Legal Battle Launched After Document Is Ruled Invalid
The series of events which has led to a court battle over the estate of racehorse trainer David Allport demonstrates why people need to get the best possible advice when planning for the future, a Will dispute expert at Irwin Mitchell has outlined.
Mr Allport’s widow is reportedly challenging a High Court decision which saw her awarded with a lump sum and property following his death in 2006, stating that the amount was inadequate to meet both her and her son’s needs.
The issue arose after a Will in which the trainer left all but £25,000 to his wife was ruled to be invalid when it emerged that the document was not witnessed correctly. Subsequently, his assets were divided in a manner outlined in an earlier, valid, Will.

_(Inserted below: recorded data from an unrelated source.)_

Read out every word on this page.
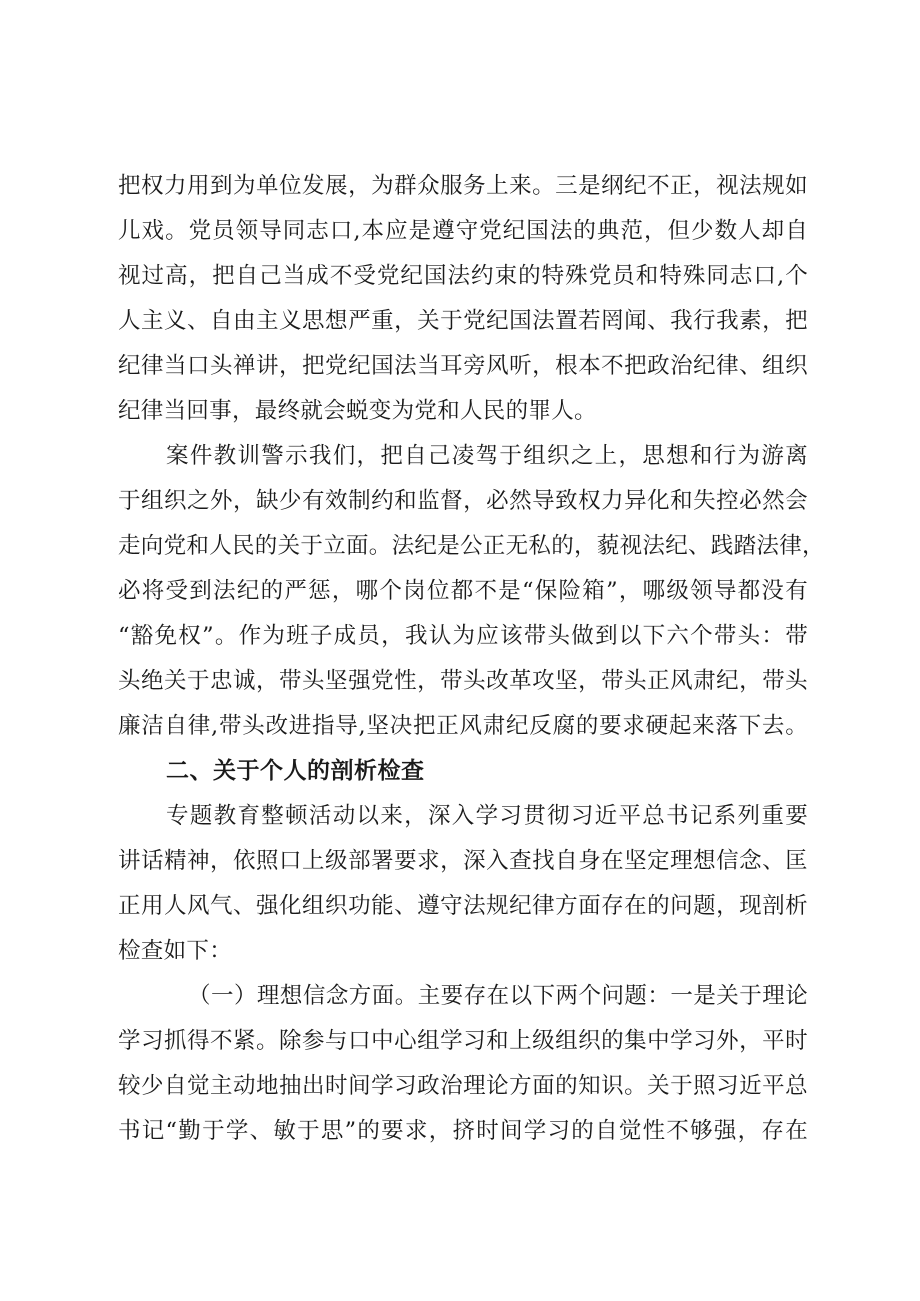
把权力用到为单位发展，为群众服务上来。三是纲纪不正，视法规如
儿戏。党员领导同志口,本应是遵守党纪国法的典范，但少数人却自
视过高，把自己当成不受党纪国法约束的特殊党员和特殊同志口,个
人主义、自由主义思想严重，关于党纪国法置若罔闻、我行我素，把
纪律当口头禅讲，把党纪国法当耳旁风听，根本不把政治纪律、组织
纪律当回事，最终就会蜕变为党和人民的罪人。
案件教训警示我们，把自己凌驾于组织之上，思想和行为游离
于组织之外，缺少有效制约和监督，必然导致权力异化和失控必然会
走向党和人民的关于立面。法纪是公正无私的，藐视法纪、践踏法律，
必将受到法纪的严惩，哪个岗位都不是“保险箱”，哪级领导都没有
“豁免权”。作为班子成员，我认为应该带头做到以下六个带头：带
头绝关于忠诚，带头坚强党性，带头改革攻坚，带头正风肃纪，带头
廉洁自律,带头改进指导,坚决把正风肃纪反腐的要求硬起来落下去。
二、关于个人的剖析检查
专题教育整顿活动以来，深入学习贯彻习近平总书记系列重要
讲话精神，依照口上级部署要求，深入查找自身在坚定理想信念、匡
正用人风气、强化组织功能、遵守法规纪律方面存在的问题，现剖析
检查如下：
（一）理想信念方面。主要存在以下两个问题：一是关于理论
学习抓得不紧。除参与口中心组学习和上级组织的集中学习外，平时
较少自觉主动地抽出时间学习政治理论方面的知识。关于照习近平总
书记“勤于学、敏于思”的要求，挤时间学习的自觉性不够强，存在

Chris Walton, a solicitor who specialises in Contested Wills cases at Irwin Mitchell, said the case was similar to a number that the team are involved in.
He outlined: “Like so many other scenarios we have seen, the court battle in this case can be directly linked back to the simple fact that the Will which the deceased believed to be legally binding was in fact prepared and completed in a way which made it invalid.
“A problem of this kind demonstrates why it is absolutely vital that those putting plans in place for the future seek the best possible professional advice when preparing a Will to ensure they do not leave family and friends facing the same emotional stress and legal battles in the future.”
Chris added that another important issue for people to consider is sitting down with their loved ones to make clear exactly how they want assets to be divided.
He explained: “By talking to all of your friends and family, you can leave a very clear picture of what decisions you’ve made in a Will and why you’ve taken such steps – hopefully with the view to preventing any disputes or misunderstandings in the long run.
“Those who believe they have a valid claim towards an estate should always consider seeking further advice, but a bit of forward planning and sound legal support can go some way to ensuring that such disputes are less likely to occur.”